According to PPP, key findings from the survey include:

  • All four pro-family policies tested in the poll were overwhelmingly well received by Nevada caucus-goers. Equal pay for women received 73 percent support; paid sick days received 75 percent support; paid family leave/leave insurance received 61 percent support; and access to child care received 59 percent support.
  • Seventy-two percent of likely caucus-goers said that it is important that the next president focus on improving the economic security of working families by prioritizing policies such as affordable child care and paid family leave.
  • This is particularly true amongst likely Hispanic caucus-goers. Thirty-seven percent of Hispanic voters polled listed this as their single most important priority for the next president, while 51 percent of Hispanic voters said that it was either their most important priority or one of a few very important priorities.
  • Underlying Nevadans’ support for pro-family policies is a shared sentiment that working families are overburdened with high costs and lack of access to affordable services.

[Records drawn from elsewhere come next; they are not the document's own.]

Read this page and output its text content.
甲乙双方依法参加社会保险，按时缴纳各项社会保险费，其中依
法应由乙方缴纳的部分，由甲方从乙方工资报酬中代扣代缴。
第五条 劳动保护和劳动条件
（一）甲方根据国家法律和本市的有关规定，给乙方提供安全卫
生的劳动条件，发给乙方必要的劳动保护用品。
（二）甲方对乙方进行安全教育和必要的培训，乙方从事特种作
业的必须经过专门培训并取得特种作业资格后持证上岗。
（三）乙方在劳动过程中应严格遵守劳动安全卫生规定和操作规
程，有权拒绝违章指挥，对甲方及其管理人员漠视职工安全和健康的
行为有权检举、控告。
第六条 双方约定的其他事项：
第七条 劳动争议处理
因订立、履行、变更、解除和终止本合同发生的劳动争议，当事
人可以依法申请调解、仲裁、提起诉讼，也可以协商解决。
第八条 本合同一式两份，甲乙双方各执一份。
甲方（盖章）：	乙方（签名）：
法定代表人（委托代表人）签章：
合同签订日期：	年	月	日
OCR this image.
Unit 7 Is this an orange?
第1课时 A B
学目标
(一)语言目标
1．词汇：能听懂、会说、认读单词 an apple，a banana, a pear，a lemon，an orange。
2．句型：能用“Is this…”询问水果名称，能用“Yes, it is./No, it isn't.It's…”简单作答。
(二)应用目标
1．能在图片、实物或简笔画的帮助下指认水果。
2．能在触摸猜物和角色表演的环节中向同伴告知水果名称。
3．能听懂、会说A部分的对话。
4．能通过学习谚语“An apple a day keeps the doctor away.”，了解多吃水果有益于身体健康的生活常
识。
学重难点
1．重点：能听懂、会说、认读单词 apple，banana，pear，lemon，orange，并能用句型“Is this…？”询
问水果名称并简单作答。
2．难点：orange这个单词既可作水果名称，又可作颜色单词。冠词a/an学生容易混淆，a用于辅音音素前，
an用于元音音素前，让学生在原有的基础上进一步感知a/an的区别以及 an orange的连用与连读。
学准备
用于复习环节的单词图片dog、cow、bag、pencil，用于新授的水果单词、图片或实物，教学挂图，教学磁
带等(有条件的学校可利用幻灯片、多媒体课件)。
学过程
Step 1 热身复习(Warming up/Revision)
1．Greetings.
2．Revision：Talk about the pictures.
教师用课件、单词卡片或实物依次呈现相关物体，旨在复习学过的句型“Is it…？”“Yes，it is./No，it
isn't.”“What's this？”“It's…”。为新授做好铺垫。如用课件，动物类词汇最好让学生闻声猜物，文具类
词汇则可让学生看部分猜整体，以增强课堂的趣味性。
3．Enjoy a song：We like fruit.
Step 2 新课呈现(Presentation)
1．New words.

Nevada voters agree that child care is too expensive and out of reach financially for working families by a 27-point margin, and a majority at 51 percent say that today’s families are facing a child care crisis.
  • Also behind caucus-goers’ support is a belief that pro-family policies go hand in hand with promoting economic growth. Fifty-seven percent of Nevada voters say that access to affordable, high-quality child care and pre-kindergarten are not just kids issues, they are necessities for middle-class families and our economy.

PPP surveyed 616 likely Republican and Democratic caucus-goers in Nevada on February 10–11, 2016. The margin of error is +/-4 percent, and the poll was conducted by automated telephone interviews. Click here to see the full poll results, as well as the polling memo.

As the nation looks toward its next slate of leaders in 2016, CAP launched the WithinReach campaign in November 2015 to elevate and create momentum around the need to put high-quality child care and pre-K within reach for kids, families, and the economy. Last year, CAP also released a new proposal that would provide a High-Quality Child Care Tax Credit to help low-income and middle-class families afford child care. The proposal would expand child care access to roughly 6 million children younger than age 5 in the United States, increasing the current service level more than fourfold while supporting financial security for working families. In 2013, CAP released a proposal to make high-quality preschool universally accessible to all 3-year-old and 4-year-old children—legislation that has since been introduced in Congress as the Strong Start for America’s Children Act.

The WithinReach campaign’s website, WithinReachCampaign.org, features an interactive map showing how out of reach child care and pre-K are in every U.S. state; videos; an action toolkit; a guide to engage candidates; click-to-share graphics for social media; and news and updates.